Pole Sins - Commissioned work
Brand identity refresh - CASE STUDY
Pole Sins is an Australian-owned brand specialising in high-quality pole dancing footwear and accessories. With collections ranging from Stardust to Untamed, the brand caters to a wide spectrum of pole dancers, from performance-focused to fashion-forward. Pole Sins maintains an active presence on Instagram, engaging with their community and showcasing their products.
The goal of this project was to refresh the Pole Sins brand identity while honouring its confident, empowered foundation.
The Brief
Pole Sins wanted to evolve their visual identity into something that felt: Cool-girl, but elevated | Bold and confident without being flashy | “Baddie” energy with class and sophistication. The challenge was finding the balance between strength and elegance, creating something refined, modern, and high-end, without losing the brand’s unapologetic edge.
The Brief
Idea Generation and Early Direction
To ground the creative process, I began with broad word associations, exploring how the brand could feel before deciding how it should look. Themes that consistently surfaced were: Unapologetic · Effortless · Rebellious · Empowered · Magnetic · Refined. From these explorations, two distinct creative directions emerged.
CONCEPT ONE
Brand Idea: Embracing New Forms - Emotive values: Unapologetic, Effortless, Rebellious - This direction focused on balance, controlled experimentation, elegance with edge, and subtle confidence.
CONCEPT TWO
Brand Idea: New Age Baddie - Emotive values: Brat, Allure, Empowerment - This concept leaned further into attitude and disruption, pushing the boundaries of legibility and form.

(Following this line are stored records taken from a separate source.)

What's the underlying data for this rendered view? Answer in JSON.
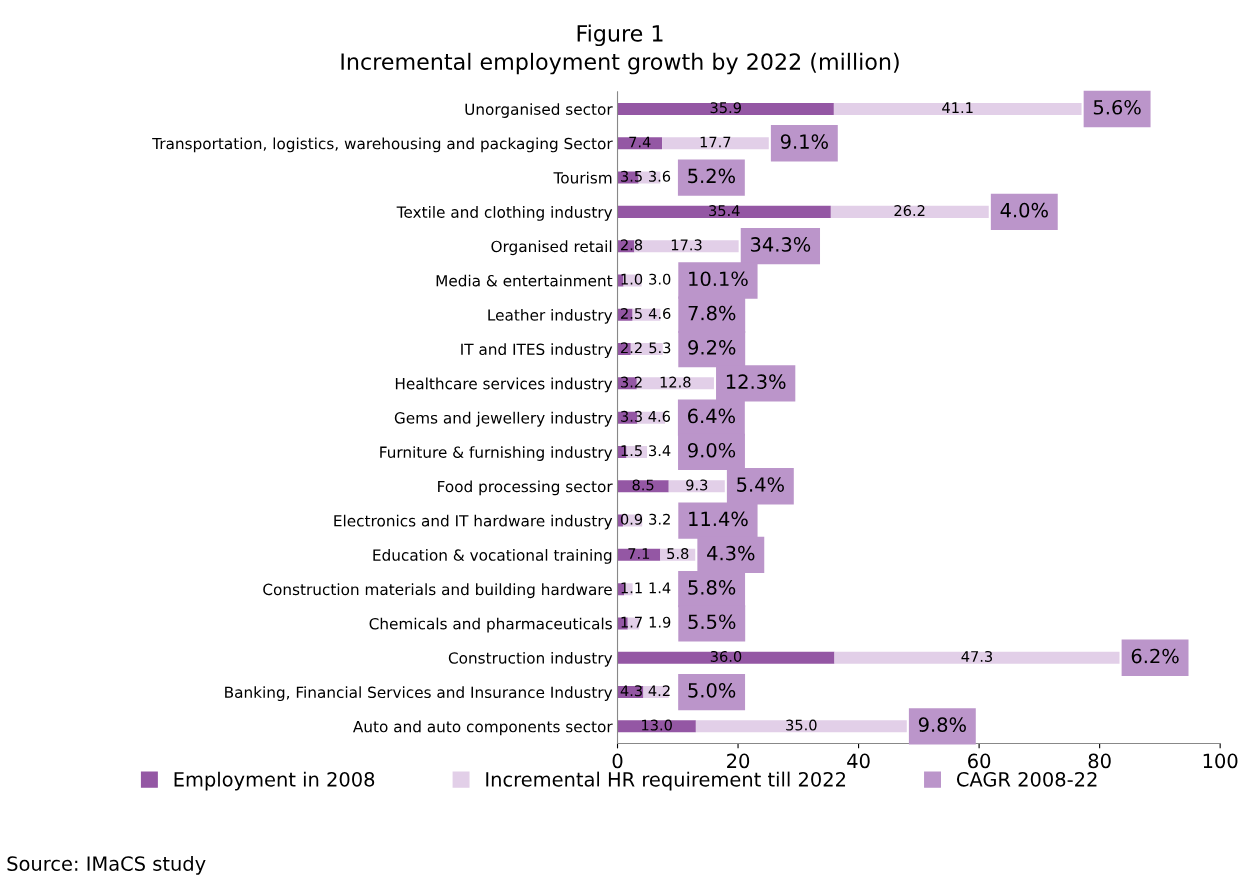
{
  "chart_data": {
    "type": "bar",
    "orientation": "horizontal",
    "stacked": true,
    "title": "Figure 1",
    "subtitle": "Incremental employment growth by 2022 (million)",
    "categories": [
      "Unorganised sector",
      "Transportation, logistics, warehousing and packaging Sector",
      "Tourism",
      "Textile and clothing industry",
      "Organised retail",
      "Media & entertainment",
      "Leather industry",
      "IT and ITES industry",
      "Healthcare services industry",
      "Gems and jewellery industry",
      "Furniture & furnishing industry",
      "Food processing sector",
      "Electronics and IT hardware industry",
      "Education & vocational training",
      "Construction materials and building hardware",
      "Chemicals and pharmaceuticals",
      "Construction industry",
      "Banking, Financial Services and Insurance Industry",
      "Auto and auto components sector"
    ],
    "series": [
      {
        "name": "Employment in 2008",
        "color": "#9457a4",
        "values": [
          35.9,
          7.4,
          3.5,
          35.4,
          2.8,
          1.0,
          2.5,
          2.2,
          3.2,
          3.3,
          1.5,
          8.5,
          0.9,
          7.1,
          1.1,
          1.7,
          36.0,
          4.3,
          13.0
        ],
        "value_labels": [
          "35.9",
          "7.4",
          "3.5",
          "35.4",
          "2.8",
          "1.0",
          "2.5",
          "2.2",
          "3.2",
          "3.3",
          "1.5",
          "8.5",
          "0.9",
          "7.1",
          "1.1",
          "1.7",
          "36.0",
          "4.3",
          "13.0"
        ]
      },
      {
        "name": "Incremental HR requirement till 2022",
        "color": "#e2cfe8",
        "values": [
          41.1,
          17.7,
          3.6,
          26.2,
          17.3,
          3.0,
          4.6,
          5.3,
          12.8,
          4.6,
          3.4,
          9.3,
          3.2,
          5.8,
          1.4,
          1.9,
          47.3,
          4.2,
          35.0
        ],
        "value_labels": [
          "41.1",
          "17.7",
          "3.6",
          "26.2",
          "17.3",
          "3.0",
          "4.6",
          "5.3",
          "12.8",
          "4.6",
          "3.4",
          "9.3",
          "3.2",
          "5.8",
          "1.4",
          "1.9",
          "47.3",
          "4.2",
          "35.0"
        ]
      },
      {
        "name": "CAGR 2008-22",
        "color": "#bb95ca",
        "values": [
          null,
          null,
          null,
          null,
          null,
          null,
          null,
          null,
          null,
          null,
          null,
          null,
          null,
          null,
          null,
          null,
          null,
          null,
          null
        ],
        "value_labels": [
          "5.6%",
          "9.1%",
          "5.2%",
          "4.0%",
          "34.3%",
          "10.1%",
          "7.8%",
          "9.2%",
          "12.3%",
          "6.4%",
          "9.0%",
          "5.4%",
          "11.4%",
          "4.3%",
          "5.8%",
          "5.5%",
          "6.2%",
          "5.0%",
          "9.8%"
        ]
      }
    ],
    "xlim": [
      0,
      100
    ],
    "xticks": [
      0,
      20,
      40,
      60,
      80,
      100
    ],
    "grid": false,
    "legend": "bottom",
    "annotations": [
      "Source: IMaCS study"
    ]
  }
}
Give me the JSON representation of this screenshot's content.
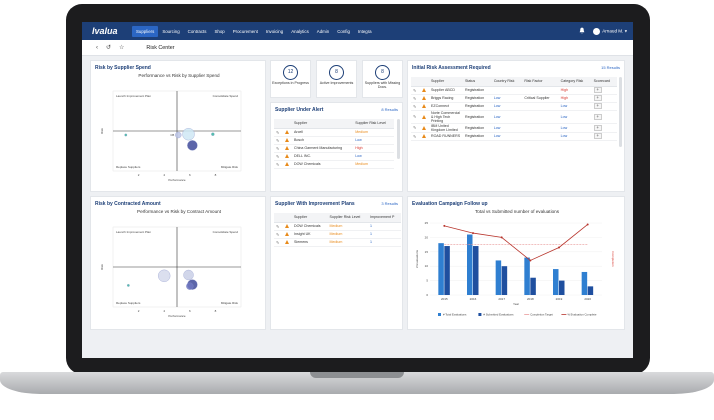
{
  "app": {
    "logo": "Ivalua",
    "user": "Arnaud M.",
    "page_title": "Risk Center"
  },
  "nav": [
    {
      "label": "Suppliers",
      "active": true
    },
    {
      "label": "Sourcing"
    },
    {
      "label": "Contracts"
    },
    {
      "label": "Shop"
    },
    {
      "label": "Procurement"
    },
    {
      "label": "Invoicing"
    },
    {
      "label": "Analytics"
    },
    {
      "label": "Admin"
    },
    {
      "label": "Config"
    },
    {
      "label": "Integra"
    }
  ],
  "icons": [
    "bell-icon",
    "user-icon",
    "chevron-down-icon",
    "back-icon",
    "history-icon",
    "star-icon",
    "pencil-icon",
    "warning-icon"
  ],
  "colors": {
    "topbar": "#1d3f77",
    "accent": "#2b66c4",
    "medium": "#e88a1a",
    "high": "#d7342b"
  },
  "panels": {
    "spend": {
      "title": "Risk by Supplier Spend"
    },
    "contracted": {
      "title": "Risk by Contracted Amount"
    },
    "alert": {
      "title": "Supplier Under Alert",
      "results": "8 Results"
    },
    "improvement": {
      "title": "Supplier With Improvement Plans",
      "results": "3 Results"
    },
    "initial": {
      "title": "Initial Risk Assessment Required",
      "results": "15 Results"
    },
    "evaluation": {
      "title": "Evaluation Campaign Follow up"
    }
  },
  "kpis": [
    {
      "value": "12",
      "label": "Exceptions in Progress"
    },
    {
      "value": "8",
      "label": "Active Improvements"
    },
    {
      "value": "8",
      "label": "Suppliers with Missing Docs."
    }
  ],
  "alert_table": {
    "headers": [
      "Supplier",
      "Supplier Risk Level"
    ],
    "rows": [
      {
        "supplier": "Arcell",
        "level": "Medium"
      },
      {
        "supplier": "Bosch",
        "level": "Low"
      },
      {
        "supplier": "China Garment Manufacturing",
        "level": "High"
      },
      {
        "supplier": "DELL INC.",
        "level": "Low"
      },
      {
        "supplier": "DOW Chemicals",
        "level": "Medium"
      }
    ]
  },
  "improvement_table": {
    "headers": [
      "Supplier",
      "Supplier Risk Level",
      "Improvement P"
    ],
    "rows": [
      {
        "supplier": "DOW Chemicals",
        "level": "Medium",
        "count": "1"
      },
      {
        "supplier": "Insight UK",
        "level": "Medium",
        "count": "1"
      },
      {
        "supplier": "Siemens",
        "level": "Medium",
        "count": "1"
      }
    ]
  },
  "initial_table": {
    "headers": [
      "Supplier",
      "Status",
      "Country Risk",
      "Risk Factor",
      "Category Risk",
      "Scorecard"
    ],
    "rows": [
      {
        "supplier": "Supplier ABCD",
        "status": "Registration",
        "country": "",
        "factor": "",
        "category": "High"
      },
      {
        "supplier": "Briggs Racing",
        "status": "Registration",
        "country": "Low",
        "factor": "Critical Supplier",
        "category": "High"
      },
      {
        "supplier": "EZConnect",
        "status": "Registration",
        "country": "Low",
        "factor": "",
        "category": "Low"
      },
      {
        "supplier": "Norte Commercial & High Tech Printing",
        "status": "Registration",
        "country": "Low",
        "factor": "",
        "category": "Low"
      },
      {
        "supplier": "IBM United Kingdom Limited",
        "status": "Registration",
        "country": "Low",
        "factor": "",
        "category": "Low"
      },
      {
        "supplier": "ROAD RUNNERS",
        "status": "Registration",
        "country": "Low",
        "factor": "",
        "category": "Low"
      }
    ]
  },
  "chart_data": [
    {
      "type": "scatter",
      "title": "Performance vs Risk by Supplier Spend",
      "xlabel": "Performance",
      "ylabel": "Risk",
      "quadrants": [
        "Launch Improvement Plan",
        "Consolidate Spend",
        "Replace Suppliers",
        "Mitigate Risk"
      ],
      "x_ticks": [
        "2",
        "4",
        "6",
        "8"
      ],
      "y_ticks": [
        "",
        "",
        "",
        ""
      ],
      "xlim": [
        0,
        10
      ],
      "ylim": [
        0,
        10
      ],
      "points": [
        {
          "x": 5.1,
          "y": 4.5,
          "r": 3,
          "label": "CB",
          "color": "#bcc5e6"
        },
        {
          "x": 5.9,
          "y": 4.6,
          "r": 6,
          "label": "",
          "color": "#cfe8f5"
        },
        {
          "x": 6.2,
          "y": 3.2,
          "r": 5,
          "label": "",
          "color": "#3f4a9a"
        },
        {
          "x": 7.8,
          "y": 4.6,
          "r": 1.5,
          "label": "",
          "color": "#35b59d"
        },
        {
          "x": 1.0,
          "y": 4.5,
          "r": 1.2,
          "label": "",
          "color": "#35b59d"
        }
      ]
    },
    {
      "type": "scatter",
      "title": "Performance vs Risk by Contract Amount",
      "xlabel": "Performance",
      "ylabel": "Risk",
      "quadrants": [
        "Launch Improvement Plan",
        "Consolidate Spend",
        "Replace Suppliers",
        "Mitigate Risk"
      ],
      "x_ticks": [
        "2",
        "4",
        "6",
        "8"
      ],
      "xlim": [
        0,
        10
      ],
      "ylim": [
        0,
        10
      ],
      "points": [
        {
          "x": 4.0,
          "y": 3.9,
          "r": 6,
          "label": "",
          "color": "#d5d9ec"
        },
        {
          "x": 5.9,
          "y": 4.0,
          "r": 5,
          "label": "",
          "color": "#c9cfe6"
        },
        {
          "x": 6.2,
          "y": 2.8,
          "r": 5,
          "label": "",
          "color": "#3f4a9a"
        },
        {
          "x": 6.0,
          "y": 2.6,
          "r": 3.5,
          "label": "",
          "color": "#6d76c0"
        },
        {
          "x": 1.2,
          "y": 2.7,
          "r": 1.2,
          "label": "",
          "color": "#35b59d"
        }
      ]
    },
    {
      "type": "bar",
      "title": "Total vs Submitted number of evaluations",
      "categories": [
        "2015",
        "2016",
        "2017",
        "2018",
        "2019",
        "2020"
      ],
      "ylabel": "# Evaluations",
      "y2label": "Completion",
      "xlabel": "Year",
      "ylim": [
        0,
        25
      ],
      "y_ticks": [
        "0",
        "5",
        "10",
        "15",
        "20",
        "25"
      ],
      "series": [
        {
          "name": "# Total Evaluations",
          "type": "bar",
          "color": "#2f7fd1",
          "values": [
            18,
            21,
            12,
            13,
            9,
            8
          ]
        },
        {
          "name": "# Submitted Evaluations",
          "type": "bar",
          "color": "#1f4f9f",
          "values": [
            17,
            17,
            10,
            6,
            5,
            3
          ]
        },
        {
          "name": "Completion Target",
          "type": "line",
          "color": "#e99b9b",
          "values": [
            17.5,
            17.5,
            17.5,
            17.5,
            17.5,
            17.5
          ]
        },
        {
          "name": "% Evaluation Complete",
          "type": "line",
          "color": "#b8352d",
          "values": [
            24.0,
            21.5,
            20.0,
            12.0,
            16.5,
            24.5
          ]
        }
      ]
    }
  ]
}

This concept explored distortion as a visual language.
The design was created using a warped and blurred version of Arial, a deliberate nod to the album artwork of Charli XCX’s Brat. The goal was to capture that raw, bold energy while still maintaining legibility.
The melted effect was designed to intrigue and disrupt expectation, symbolising empowerment through unconventional forms. A focal point at the dot of the “i” and the foot of the “l” subtly referenced a pole at the centre of the design, adding a layer of symbolism without being overt.
“Beautifully unconventional, distortion within the bounds of legibility.”
This concept extended into a broader typographic system using Arial and PT Mono, creating simple layouts displayed in unexpected ways. While visually striking, this direction ultimately pushed further into experimental territory than what the final brand needed.